Illustration of the synthesis and potential synergistic effects of melatonin and VitD3 (cholecalciferol) in a cancer cell. During the night, melatonin is synthesized in the pineal gland from the precursor serotonin which is converted into N-acetyl-serotonin by AANAT. With the action of ASMT and SAM the final stage of melatonin production is achieved. Light inhibits the synthesis of melatonin, while increasing the levels of VitD3, which is activated with different tissue-specific hydroxylase enzymes. Melatonin can easily cross the cell membrane to act in a receptor independent response thus activating signaling pathways in the cytosol or mainly binding through their G protein-coupled receptors MT1 and MT2 to mediate numerous biological actions. The effects of VitD3 are primarily genomic and mediated by its interaction with nuclear VDR, and melatonin is documented to increase VDR transactivation. In the cytosol, VDR and VitD3 can trigger non-genomic responses by modulating various cell signaling cascades. Treatment with melatonin and VitD3 may act synergistically to inhibit cancer cell growth by increasing the levels of TGFβ-1, Smad4 and phosphorylated Smad3, thus enhancing the TGF pathway. This combination can also promote a reduction in Akt phosphorylation and MDM2 levels, thereby leading to an increase in p53 pathway and consequently causing tumor suppression and apoptosis.
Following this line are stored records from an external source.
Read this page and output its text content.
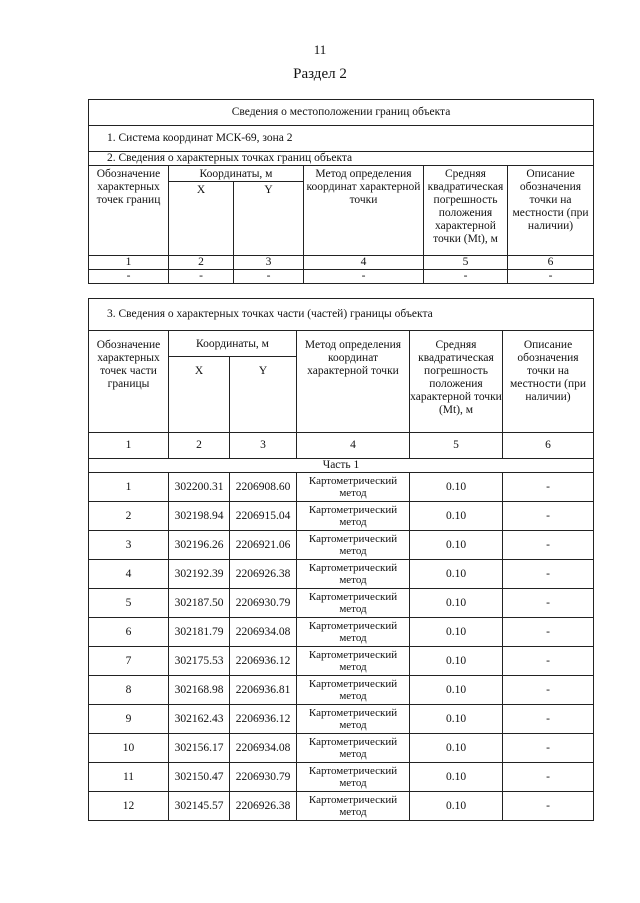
11
Раздел 2
Сведения о местоположении границ объекта					
1. Система координат МСК-69, зона 2					
2. Сведения о характерных точках границ объекта					
Обозначение характерных точек границ	Координаты, м		Метод определения координат характерной точки	Средняя квадратическая погрешность положения характерной точки (Mt), м	Описание обозначения точки на местности (при наличии)
	X	Y			
1	2	3	4	5	6
-	-	-	-	-	-
3. Сведения о характерных точках части (частей) границы объекта					
Обозначение характерных точек части границы	Координаты, м		Метод определения координат характерной точки	Средняя квадратическая погрешность положения характерной точки (Mt), м	Описание обозначения точки на местности (при наличии)
	X	Y			
1	2	3	4	5	6
Часть 1					
1	302200.31	2206908.60	Картометрический метод	0.10	-
2	302198.94	2206915.04	Картометрический метод	0.10	-
3	302196.26	2206921.06	Картометрический метод	0.10	-
4	302192.39	2206926.38	Картометрический метод	0.10	-
5	302187.50	2206930.79	Картометрический метод	0.10	-
6	302181.79	2206934.08	Картометрический метод	0.10	-
7	302175.53	2206936.12	Картометрический метод	0.10	-
8	302168.98	2206936.81	Картометрический метод	0.10	-
9	302162.43	2206936.12	Картометрический метод	0.10	-
10	302156.17	2206934.08	Картометрический метод	0.10	-
11	302150.47	2206930.79	Картометрический метод	0.10	-
12	302145.57	2206926.38	Картометрический метод	0.10	-
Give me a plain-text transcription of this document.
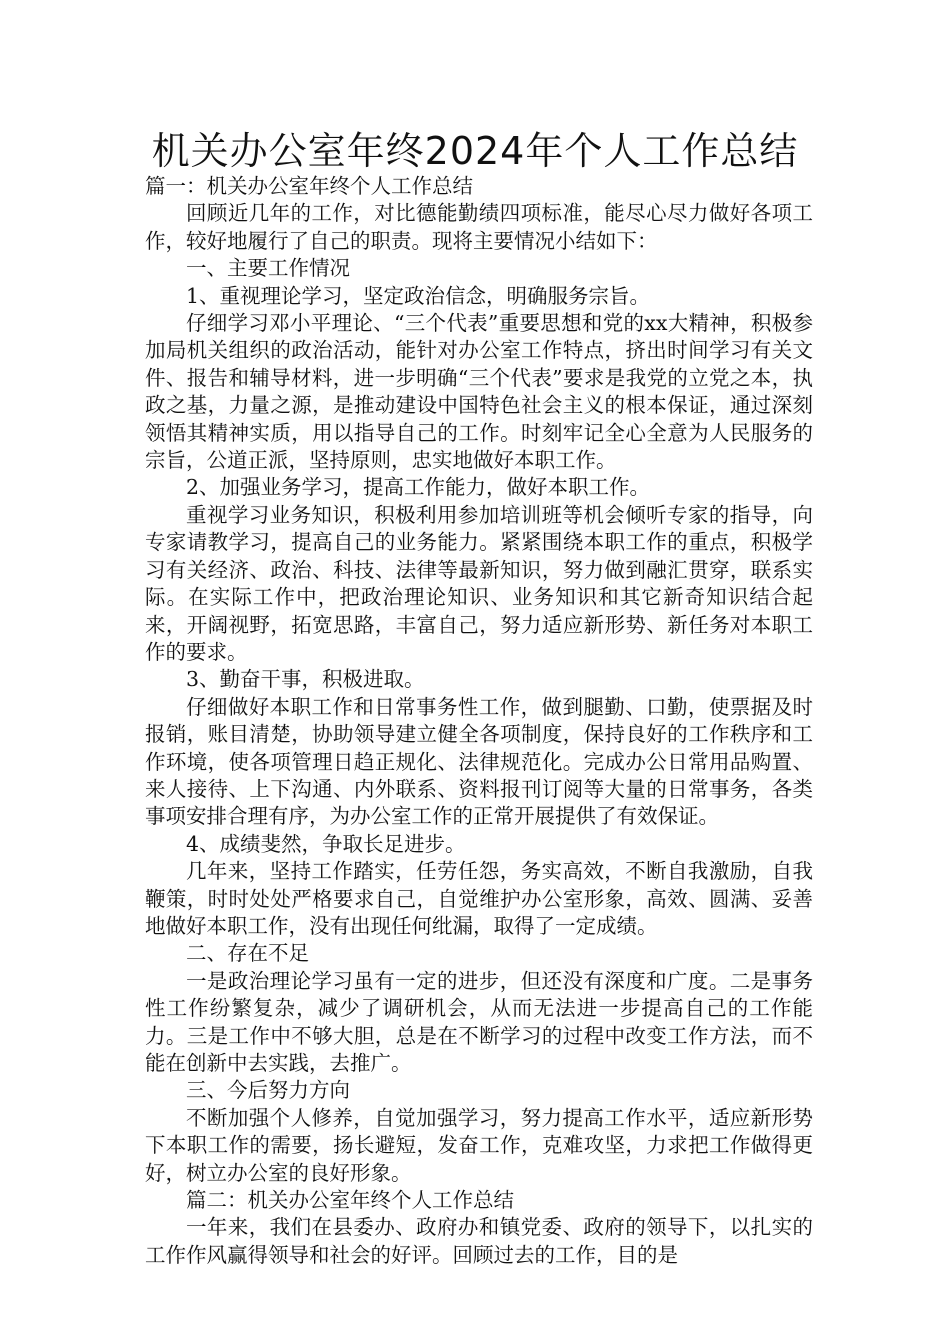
机关办公室年终2024年个人工作总结

篇一：机关办公室年终个人工作总结

回顾近几年的工作，对比德能勤绩四项标准，能尽心尽力做好各项工作，较好地履行了自己的职责。现将主要情况小结如下：

一、主要工作情况

1、重视理论学习，坚定政治信念，明确服务宗旨。

仔细学习邓小平理论、“三个代表”重要思想和党的xx大精神，积极参加局机关组织的政治活动，能针对办公室工作特点，挤出时间学习有关文件、报告和辅导材料，进一步明确“三个代表”要求是我党的立党之本，执政之基，力量之源，是推动建设中国特色社会主义的根本保证，通过深刻领悟其精神实质，用以指导自己的工作。时刻牢记全心全意为人民服务的宗旨，公道正派，坚持原则，忠实地做好本职工作。

2、加强业务学习，提高工作能力，做好本职工作。

重视学习业务知识，积极利用参加培训班等机会倾听专家的指导，向专家请教学习，提高自己的业务能力。紧紧围绕本职工作的重点，积极学习有关经济、政治、科技、法律等最新知识，努力做到融汇贯穿，联系实际。在实际工作中，把政治理论知识、业务知识和其它新奇知识结合起来，开阔视野，拓宽思路，丰富自己，努力适应新形势、新任务对本职工作的要求。

3、勤奋干事，积极进取。

仔细做好本职工作和日常事务性工作，做到腿勤、口勤，使票据及时报销，账目清楚，协助领导建立健全各项制度，保持良好的工作秩序和工作环境，使各项管理日趋正规化、法律规范化。完成办公日常用品购置、来人接待、上下沟通、内外联系、资料报刊订阅等大量的日常事务，各类事项安排合理有序，为办公室工作的正常开展提供了有效保证。

4、成绩斐然，争取长足进步。

几年来，坚持工作踏实，任劳任怨，务实高效，不断自我激励，自我鞭策，时时处处严格要求自己，自觉维护办公室形象，高效、圆满、妥善地做好本职工作，没有出现任何纰漏，取得了一定成绩。

二、存在不足

一是政治理论学习虽有一定的进步，但还没有深度和广度。二是事务性工作纷繁复杂，减少了调研机会，从而无法进一步提高自己的工作能力。三是工作中不够大胆，总是在不断学习的过程中改变工作方法，而不能在创新中去实践，去推广。

三、今后努力方向

不断加强个人修养，自觉加强学习，努力提高工作水平，适应新形势下本职工作的需要，扬长避短，发奋工作，克难攻坚，力求把工作做得更好，树立办公室的良好形象。

篇二：机关办公室年终个人工作总结

一年来，我们在县委办、政府办和镇党委、政府的领导下，以扎实的工作作风赢得领导和社会的好评。回顾过去的工作，目的是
AANAT, alkylamine acetyltransferase; ASMT, acetyl-serotonin O-methyltransferase; SAM, S-adenosyl methionine; VDR, vitamin D receptor; TGFβ-1, transforming growth factor beta 1; Smad3, suppressors of mothers against decapentaplegic homolog 3; Smad4, suppressors of mothers against decapentaplegic homolog 4; MDM2, mouse double minute 2 homolog; p53, tumor protein p53.